Gabriel Garcia Marquez se plaisait à écrire que « la vie n'est pas ce que l'on a vécu, mais ce dont on se souvient et comment on s'en souvient. » C'est par la médiation de l'écriture que Claudia nous fait accéder à son vécu. Et quel vécu ! En lisant attentivement son ouvrage je repensais à
Jacques Brel chantant que « la vie ne fait pas de cadeaux ». Il ne croyait pas si bien dire le grand Jacques. Alors que tant d'entre nous auraient sombré, Claudia a survécu. Ce récit qu'elle nous livre est d'abord un récit de survie. Elle ne s'en cache pas. « Aujourd'hui c'est marche ou crève…J'ai décidé de marcher, d'aller plus loin comme l'ont fait mes ancêtres » affirme-t-elle à raison. Peu lui aura été épargné. Dans ce dur « métier de vivre » qui conduisit César Pavese au suicide, Claudia y a puisé une farouche « volonté d'exister ». Mille fois elle est tombée et mille fois elle s'est relevée mue par un désir irrépressible de vivre debout, d'avancer droite et digne dans l'existence. Loin de son Brésil natal, c'est en France et à
Paris qu'elle tentera d'amarrer la barque de sa vie. « France c'est pour elle que j'ai cet amour puis cette passion…Tu m'as donné tellement de bonheur que tu es devenue encore plus importante dans mon coeur que le pays qui m'a vu naître ». Cette déclaration d'amour faite à notre pays qui est devenu le sien lui a constamment servi de viatique et l'a soutenu dans les heures les plus sombres de son existence à commencer par les longues nuits carcérales.

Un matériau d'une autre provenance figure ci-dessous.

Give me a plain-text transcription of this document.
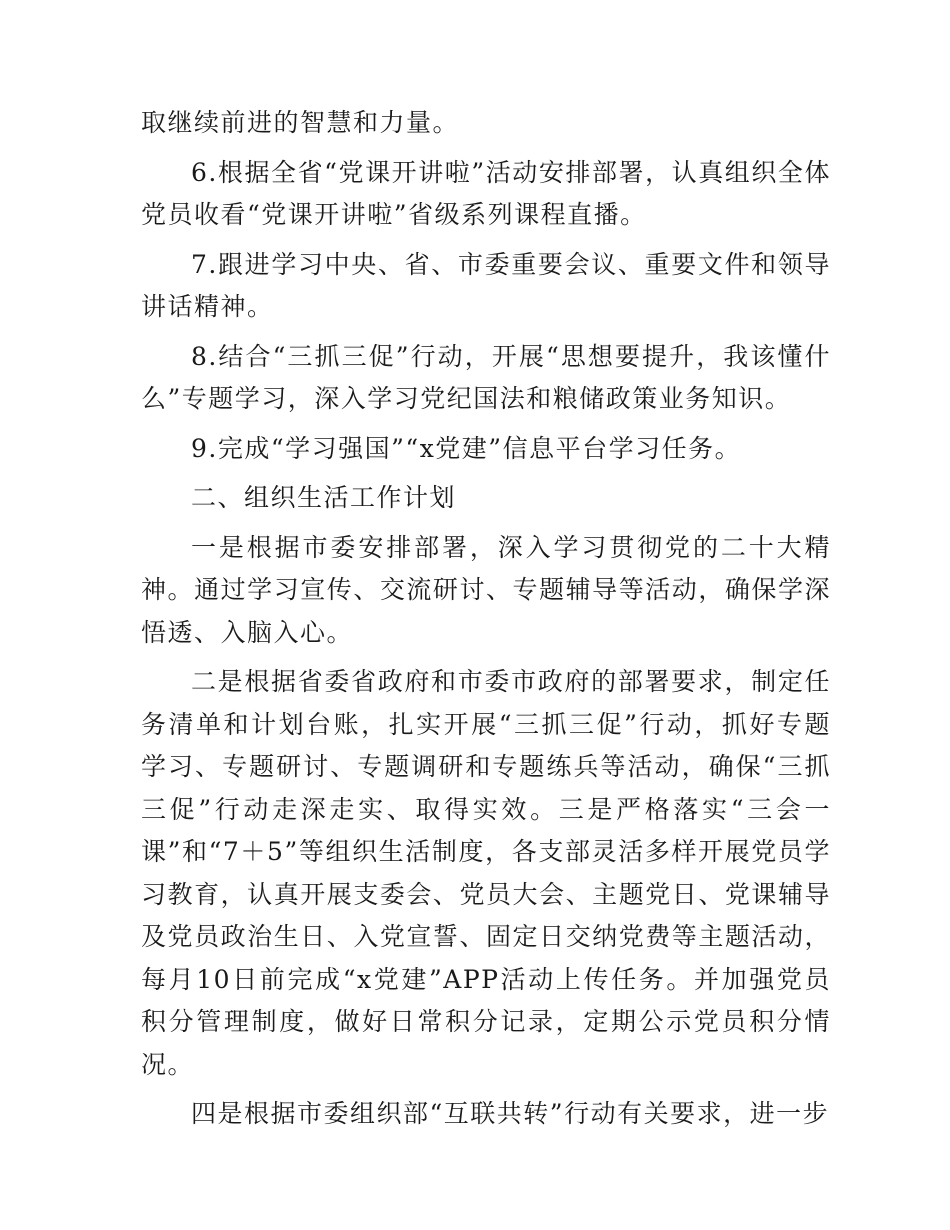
取继续前进的智慧和力量。

6.根据全省“党课开讲啦”活动安排部署，认真组织全体党员收看“党课开讲啦”省级系列课程直播。

7.跟进学习中央、省、市委重要会议、重要文件和领导讲话精神。

8.结合“三抓三促”行动，开展“思想要提升，我该懂什么”专题学习，深入学习党纪国法和粮储政策业务知识。

9.完成“学习强国”“x党建”信息平台学习任务。

二、组织生活工作计划

一是根据市委安排部署，深入学习贯彻党的二十大精神。通过学习宣传、交流研讨、专题辅导等活动，确保学深悟透、入脑入心。

二是根据省委省政府和市委市政府的部署要求，制定任务清单和计划台账，扎实开展“三抓三促”行动，抓好专题学习、专题研讨、专题调研和专题练兵等活动，确保“三抓三促”行动走深走实、取得实效。三是严格落实“三会一课”和“7＋5”等组织生活制度，各支部灵活多样开展党员学习教育，认真开展支委会、党员大会、主题党日、党课辅导及党员政治生日、入党宣誓、固定日交纳党费等主题活动，每月10日前完成“x党建”APP活动上传任务。并加强党员积分管理制度，做好日常积分记录，定期公示党员积分情况。

四是根据市委组织部“互联共转”行动有关要求，进一步
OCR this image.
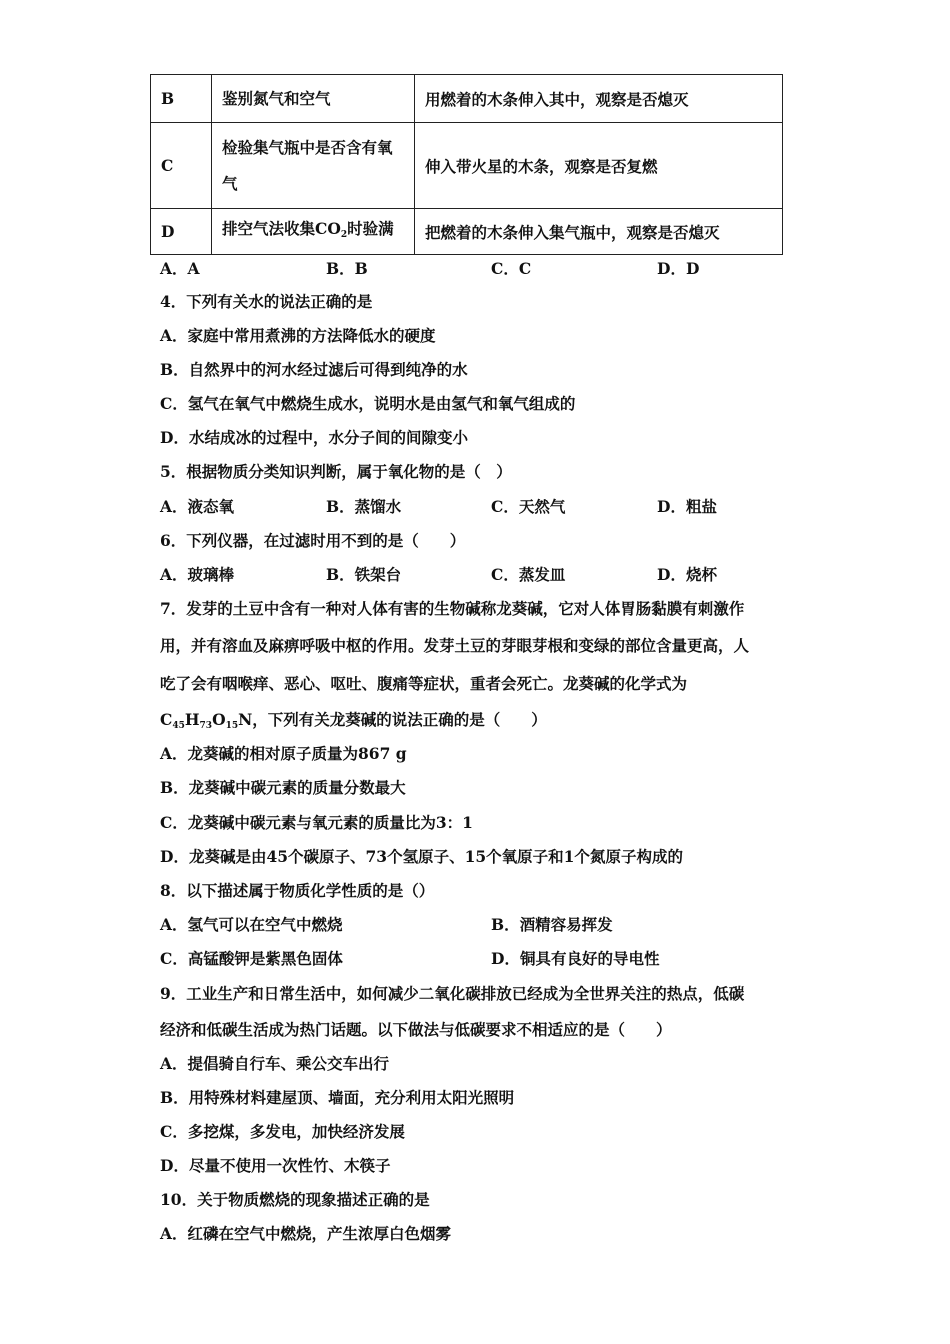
B	鉴别氮气和空气	用燃着的木条伸入其中，观察是否熄灭
C	检验集气瓶中是否含有氧气	伸入带火星的木条，观察是否复燃
D	排空气法收集$CO_2$时验满	把燃着的木条伸入集气瓶中，观察是否熄灭
A．A	B．B	C．C	D．D
4．下列有关水的说法正确的是
A．家庭中常用煮沸的方法降低水的硬度
B．自然界中的河水经过滤后可得到纯净的水
C．氢气在氧气中燃烧生成水，说明水是由氢气和氧气组成的
D．水结成冰的过程中，水分子间的间隙变小
5．根据物质分类知识判断，属于氧化物的是（　）
A．液态氧	B．蒸馏水	C．天然气	D．粗盐
6．下列仪器，在过滤时用不到的是（　　）
A．玻璃棒	B．铁架台	C．蒸发皿	D．烧杯
7．发芽的土豆中含有一种对人体有害的生物碱称龙葵碱，它对人体胃肠黏膜有刺激作
用，并有溶血及麻痹呼吸中枢的作用。发芽土豆的芽眼芽根和变绿的部位含量更高，人
吃了会有咽喉痒、恶心、呕吐、腹痛等症状，重者会死亡。龙葵碱的化学式为
$C_{45}H_{73}O_{15}N$，下列有关龙葵碱的说法正确的是（　　）
A．龙葵碱的相对原子质量为867 g
B．龙葵碱中碳元素的质量分数最大
C．龙葵碱中碳元素与氧元素的质量比为3：1
D．龙葵碱是由45个碳原子、73个氢原子、15个氧原子和1个氮原子构成的
8．以下描述属于物质化学性质的是（）
A．氢气可以在空气中燃烧	B．酒精容易挥发
C．高锰酸钾是紫黑色固体	D．铜具有良好的导电性
9．工业生产和日常生活中，如何减少二氧化碳排放已经成为全世界关注的热点，低碳
经济和低碳生活成为热门话题。以下做法与低碳要求不相适应的是（　　）
A．提倡骑自行车、乘公交车出行
B．用特殊材料建屋顶、墙面，充分利用太阳光照明
C．多挖煤，多发电，加快经济发展
D．尽量不使用一次性竹、木筷子
10．关于物质燃烧的现象描述正确的是
A．红磷在空气中燃烧，产生浓厚白色烟雾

Il n'y a pas qu'en Amérique latine que la réalité dépasse parfois la fiction. Claudia est une héroïne majuscule et son existence est par bien des aspects romanesque. On y croise des amours puissants et des fins tragiques comme celle du tant aimé Farid. On y croise des hommes bons qui lui tendirent la main comme Monsieur Martin, un vieux franc-maçon en fin de vie et au bras long qui lui offrit les faux papiers lui permettant de demeurer sur le territoire national. On y croise aussi des êtres déjantés et improbables comme son co-locataire Zhao qui s'escrimait à se faire faire des fellations par des députés dans leur appartement qu'il avait en partie transformé en backroom. Et, comme il ne saurait y avoir de grande histoire sans vrais méchants ces derniers pullulent et prennent souvent la forme du prédateur sexuel. Parmi ces hommes vils et veules il en est un qui émerge à visage découvert, (censuré) le patron d'une boîte de minitel rose. El Diable incarne la part maudite du mâle. Au royaume des grands patrons il n'y a pas que
Carlos Ghosn qui doive susciter notre réprobation et notre dégoût. En parcourant l'ouvrage de Claudia on reconnaîtra l'impétrant qui a aujourd'hui pignon sur rue et table ouverte dans les allées du pouvoir. Les personnalités rencontrées par Claudia sont à l'image des facettes de sa vie, multiples et contradictoires. Elle peut tout à la fois brièvement échanger lors d'un cocktail avec
Alberto Moravia, discuter pendant des heures du sens de l'existence avec
Guillaume Depardieu et croiser la route de Tabatha Cash ou de
Brigitte Lahaie.
Claudia relate son existence avec crudité. Sa pudeur n'est pas dans le verbe mais dans la simplicité et la sincérité du récit. On est plus proche de Baise moi que des Contemplations. Et pourtant Claudia sait parfaitement honorer
Victor Hugo, son « dieu ». Hugo affirmait que « ceux qui vivent, ce sont ceux qui luttent ». Il n'existe de disciple plus appliqué à l'enseignement du maître que l'élève Claudia. Je devrais plutôt dire
Claudia Tavares de Albuquerque car tel est son vrai nom. Elle ne l'apprendra que tard quand elle parviendra à remonter jusqu'à la souche paternelle et s'y découvrira des ascendances élevées. Elle n'était pas fille de rien mais fille de l'absence. La quête réconciliatrice des origines enfin achevée elle peut, tel Candide, retourner cultiver son jardin. Celui-ci se trouve dans le quatorzième arrondissement de
Paris dont elle est devenue une des figures les plus attachantes du quartier Pernety. Elle le cultive avec Sébastien son amour, son mari, son âme soeur. Leur Restaurant est notre auberge du bonheur. « Je suis enfin heureuse ». On le lui souhaite et on le croit d'autant mieux en terminant la lecture de son roman cathartique. Et, je pense modestement avoir compris pourquoi Claudia devait finir par être heureuse. Cela tient en quelques phrases qui exsude toute sa sensibilité « C'est surtout que j'avais tant rêvé de ce moment-là : sentir les odeurs d'épice, humer un oignon, me frotter une gousse d'ail sur le nez, éternuer en reniflant un peu de poivre, mordiller une botte de persil, prendre une bonne inspiration en fourrant mes narines dans du coriandre ».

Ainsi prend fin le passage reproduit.